"Let books be your dining table, / And you shall be full of delights. / Let them be your
mattress,/
And you shall sleep restful nights" (St. Ephraim the Syrian).


Friday, June 15, 2012

The Light Shineth in Darkness; and the Darkness Comprehended It Not

Continuing their wholly welcome endeavors on "the Russian front," Eerdmans has another book by Bulgakov set for release later this year: Unfading Light, trans. T.A. Smith (Eerdmans, October 2012), 544pp.
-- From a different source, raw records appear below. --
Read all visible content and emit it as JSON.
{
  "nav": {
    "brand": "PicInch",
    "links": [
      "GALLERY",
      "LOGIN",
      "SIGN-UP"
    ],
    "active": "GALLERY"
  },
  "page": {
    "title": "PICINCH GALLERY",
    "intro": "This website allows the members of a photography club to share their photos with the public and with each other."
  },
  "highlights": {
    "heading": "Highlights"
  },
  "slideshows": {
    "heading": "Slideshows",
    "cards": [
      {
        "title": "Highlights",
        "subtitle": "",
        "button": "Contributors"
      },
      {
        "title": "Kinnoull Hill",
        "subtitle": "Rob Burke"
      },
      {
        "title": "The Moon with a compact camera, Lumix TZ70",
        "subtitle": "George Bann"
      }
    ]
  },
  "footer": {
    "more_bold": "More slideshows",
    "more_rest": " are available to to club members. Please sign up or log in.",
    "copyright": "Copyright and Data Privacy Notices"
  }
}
About this book the publisher tells us:
With its scholarly discussions of myth, German idealist philosophy, negative theology, and mysticism, shot through with reflections on personal religious experiences, Unfading Light documents what a life in Orthodoxy came to mean for Sergius Bulgakov on the tumultuous eve of the 1917 October Revolution. Written in the final decade of the Russian Silver Age, the book is a typical product of that era of experimentation in all fields of culture and life. Bulgakov referred to the book as miscellanies, a patchwork of chapters articulating in symphonic form the ideas and personal experiences that he and his entire generation struggled to comprehend. Readers may be reminded of St. Augustine's Confessions and City of God as they follow Bulgakov through the challenges and opportunities presented to Orthodoxy by modernity.